The EPA is not crafting the regulations it on its own accord. In fact, the main reason the agency is releasing the rule on Friday is because a federal judge ordered them to do so after multiple environmental groups filed a lawsuit against the agency claiming it had skirted its mandatory duty to review and revise its waste regulations under the Resource and Conservation Recovery Act. A judge for the U.S. District Court for the District of Columbia agreed, and the EPA settled the lawsuit by agreeing to issue a regulation by December 19, 2014.

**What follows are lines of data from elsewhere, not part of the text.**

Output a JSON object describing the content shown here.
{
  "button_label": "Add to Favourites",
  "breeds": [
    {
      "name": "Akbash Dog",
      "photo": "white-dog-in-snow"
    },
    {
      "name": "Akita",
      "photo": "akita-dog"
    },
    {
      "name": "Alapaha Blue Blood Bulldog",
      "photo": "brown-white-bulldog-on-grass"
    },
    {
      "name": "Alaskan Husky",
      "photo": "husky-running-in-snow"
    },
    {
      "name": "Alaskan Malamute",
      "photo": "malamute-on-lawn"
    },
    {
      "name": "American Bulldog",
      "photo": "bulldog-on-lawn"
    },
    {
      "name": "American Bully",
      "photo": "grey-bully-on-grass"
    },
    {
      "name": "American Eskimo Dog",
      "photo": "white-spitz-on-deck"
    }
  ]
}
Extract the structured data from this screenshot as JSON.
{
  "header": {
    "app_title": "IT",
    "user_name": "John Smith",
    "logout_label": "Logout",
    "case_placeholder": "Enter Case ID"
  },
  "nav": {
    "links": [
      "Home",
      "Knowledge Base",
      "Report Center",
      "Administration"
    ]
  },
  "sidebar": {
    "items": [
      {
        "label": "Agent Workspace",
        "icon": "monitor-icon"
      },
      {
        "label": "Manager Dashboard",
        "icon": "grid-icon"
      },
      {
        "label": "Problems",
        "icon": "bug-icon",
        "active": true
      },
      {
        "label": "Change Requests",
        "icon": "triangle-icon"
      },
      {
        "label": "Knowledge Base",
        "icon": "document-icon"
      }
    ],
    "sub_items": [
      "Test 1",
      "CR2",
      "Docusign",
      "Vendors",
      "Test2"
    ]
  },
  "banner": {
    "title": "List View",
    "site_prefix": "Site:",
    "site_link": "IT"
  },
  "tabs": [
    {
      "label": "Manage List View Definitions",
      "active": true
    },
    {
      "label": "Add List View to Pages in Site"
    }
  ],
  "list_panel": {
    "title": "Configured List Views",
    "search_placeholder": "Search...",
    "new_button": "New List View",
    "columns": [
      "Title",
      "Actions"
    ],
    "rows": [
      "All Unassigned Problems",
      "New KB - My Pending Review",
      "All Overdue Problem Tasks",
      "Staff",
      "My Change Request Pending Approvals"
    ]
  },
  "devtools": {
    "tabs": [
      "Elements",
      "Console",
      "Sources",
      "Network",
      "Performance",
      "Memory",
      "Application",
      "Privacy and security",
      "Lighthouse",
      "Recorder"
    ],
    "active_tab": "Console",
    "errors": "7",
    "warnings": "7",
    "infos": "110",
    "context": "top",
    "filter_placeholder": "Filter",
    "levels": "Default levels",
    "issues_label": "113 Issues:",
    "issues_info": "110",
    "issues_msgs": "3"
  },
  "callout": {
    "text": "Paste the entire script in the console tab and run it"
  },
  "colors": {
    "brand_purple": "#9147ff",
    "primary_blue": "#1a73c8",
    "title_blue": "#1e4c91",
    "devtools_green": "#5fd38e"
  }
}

Right now, coal ash ponds are federally designated as nonhazardous, and enforcement over them is left to the states. Environmental groups hope that will change under the new rule. Among other things, they want the material to be officially designated as hazardous; they want to require companies to clean up existing unlined pits immediately; and they want the federal government, not states, to enforce the rules. They want companies to be required to dispose of coal ash in dry, lined landfills that have a lower chance of seeping into groundwater and soil. They also hope the regulations will include mandatory and frequent groundwater testing at ash dumps, shared public data on the results of that testing, and strict timelines for power companies to clean up the ponds.

Industry, however, is vehemently opposed to classifying coal ash as a hazardous waste, saying it would prevent them from doing recycling coal ash to make it into building materials, like concrete and wallboard. Indeed, the EPA has estimated that approximately 45 percent of all coal ash is currently recycled, whole the rest of it is disposed in ponds and landfills.

But environmentalists have taken issue with the recycling process too, saying the lack of regulation on the reuse process means that many recycling facilities are just “dumpsites in disguise.” Many point to a 60 Minutes segment from 2010 which featured a golf course that re-used coal ash as a “fill” to build it, and the waste wound up contaminating the environment.

As of Thursday, there has been little indication of what the EPA’s new regulation will entail. Jeff Holmstead, partner in the law firm of Bracewell & Giuliani, told Forbes that he expected the EPA would declare coal ash a nonhazardous waste instead of a hazardous waste, and would provide honed guidance for states on how to regulate the ash ponds instead of totally taking over the enforcement process. The sentiment was echoed in an article for the Raleigh News & Observer, which speculated that the final rule would likely disappoint environmentalists and buoy the coal industry.

Either way, Aboulhosn said she was hopeful and optimistic — if only for the fact that federal regulation would be in place for the first time.

“I am optimistic for the fact that we have not had any federal safeguards on the disposal of coal ash ever,” she said, “and considering that what we throw in our trash has more safeguards on it than coal ash that contains known carcinogens, I’m optimistic that we are finally moving in the right step.”